Advanced technology platforms

Novartis is investing in new technologies and platforms that offer more targeted approaches to fighting – and, in some cases, potentially curing – serious diseases. We have the depth and scale to discover, develop and commercialize therapies using these advanced platforms.

Radioligand therapy delivers precision-targeted radiation to cancer cells widely disseminated in the body, with the goal of limiting damage to surrounding tissue. It has the potential to address a wide range of cancers and become a major pillar of cancer care.

Novartis has built a strong foundation in this area with Lutathera, our first approved radioligand therapy, and with177Lu-PSMA-617, our investigational therapy for prostate cancer (see “Oncology” on previous page). In 2021, we acquired fibroblast associated protein (FAP) targeted assets from iTheranostics. We launched a collaboration with Artios to explore novel combinations of radioligand therapy and DNA damage pathway inhibitors and with PeptiDream to work on macrocyclic and constrained peptides. We also established a partnership with Molecular Partners to work on DARPin protein-based binding domains. We have more than 15 research and clinical programs underway to identify and accelerate the next generation of radioligand therapies for cancer.

In gene therapy, one of our technologies uses benign viruses called adeno-associated viruses (AAVs) to deliver genes to cells inside the body. The goal is to repair the cells with a one-time treatment. Our first approved AAV-based therapy was Zolgensma for SMA, and we are now exploring experimental forms of gene therapy for other diseases, from brain disease to blood disorders. Altogether we have more than 20 research programs in gene therapy.
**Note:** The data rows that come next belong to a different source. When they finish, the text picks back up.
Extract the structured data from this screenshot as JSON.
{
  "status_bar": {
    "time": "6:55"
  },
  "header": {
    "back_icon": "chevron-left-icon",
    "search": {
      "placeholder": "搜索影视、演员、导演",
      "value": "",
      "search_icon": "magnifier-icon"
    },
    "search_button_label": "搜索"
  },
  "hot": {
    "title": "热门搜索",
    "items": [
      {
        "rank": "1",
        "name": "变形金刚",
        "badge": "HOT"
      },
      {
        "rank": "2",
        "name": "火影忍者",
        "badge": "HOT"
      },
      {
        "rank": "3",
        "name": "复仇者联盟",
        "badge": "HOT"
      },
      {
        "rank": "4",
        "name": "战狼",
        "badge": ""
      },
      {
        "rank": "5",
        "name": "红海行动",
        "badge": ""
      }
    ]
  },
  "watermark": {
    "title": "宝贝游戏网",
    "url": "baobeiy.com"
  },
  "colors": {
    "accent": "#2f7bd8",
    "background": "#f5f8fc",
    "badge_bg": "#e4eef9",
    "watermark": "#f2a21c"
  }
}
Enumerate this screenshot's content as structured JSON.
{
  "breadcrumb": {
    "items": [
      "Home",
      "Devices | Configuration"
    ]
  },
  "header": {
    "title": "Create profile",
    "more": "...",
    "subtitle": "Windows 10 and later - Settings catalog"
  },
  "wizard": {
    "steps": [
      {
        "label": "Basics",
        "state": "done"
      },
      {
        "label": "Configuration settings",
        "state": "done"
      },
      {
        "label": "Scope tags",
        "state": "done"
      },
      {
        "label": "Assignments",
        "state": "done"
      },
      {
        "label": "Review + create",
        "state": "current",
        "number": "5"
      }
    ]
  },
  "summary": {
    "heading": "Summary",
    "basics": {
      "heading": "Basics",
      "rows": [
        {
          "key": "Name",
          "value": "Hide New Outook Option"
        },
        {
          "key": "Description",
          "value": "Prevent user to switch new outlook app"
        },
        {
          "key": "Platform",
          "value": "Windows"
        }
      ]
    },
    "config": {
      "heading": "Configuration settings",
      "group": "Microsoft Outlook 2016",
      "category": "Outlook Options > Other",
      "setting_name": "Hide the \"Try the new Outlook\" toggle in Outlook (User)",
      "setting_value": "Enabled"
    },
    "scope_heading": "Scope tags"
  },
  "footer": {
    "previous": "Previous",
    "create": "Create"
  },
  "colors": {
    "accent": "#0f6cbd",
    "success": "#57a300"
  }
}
The Novartis early-stage pipeline features a growing arsenal of optogenetic gene therapies, based on genetically engineered light-sensitive proteins that can rewire cells in the eye, allowing them to act as replacement photoreceptors. In 2020 and 2021, we obtained two key optogenetic technologies through the acquisitions of Vedere Bio and Arctos Medical. The resulting therapies could potentially treat blinding diseases such as inherited retinal dystrophies and age-related macular degeneration, which affect millions of patients worldwide.

With cell therapy, a patient has key cell types extracted and genetically modified in a clinical lab before being injected back into the body. An example of this is CAR-T therapy, a treatment generated from a patient’s own T-cells. Novartis was the first pharmaceutical company to significantly invest in pioneering CAR-T research and initiate global CAR-T trials. Our flagship CAR-T therapy, Kymriah, was the first cell therapy approved in the US for certain kinds of leukemia and lymphoma, and is now available to patients in 30 countries. We aim to broaden the impact of CAR-T technology to help patients with a variety of difficult-to-treat hematological cancers and solid tumors.

Novartis has a resilient global CAR-T manufacturing footprint, spanning seven facilities across four continents. In 2021, we announced the development of a novel manufacturing platform – created at NIBR – called T-Charge, which is expected to improve the therapeutic potency of the T-cell product while halving the time needed to take cells from the patient, manufacture the product, and return it to a healthcare professional for administration.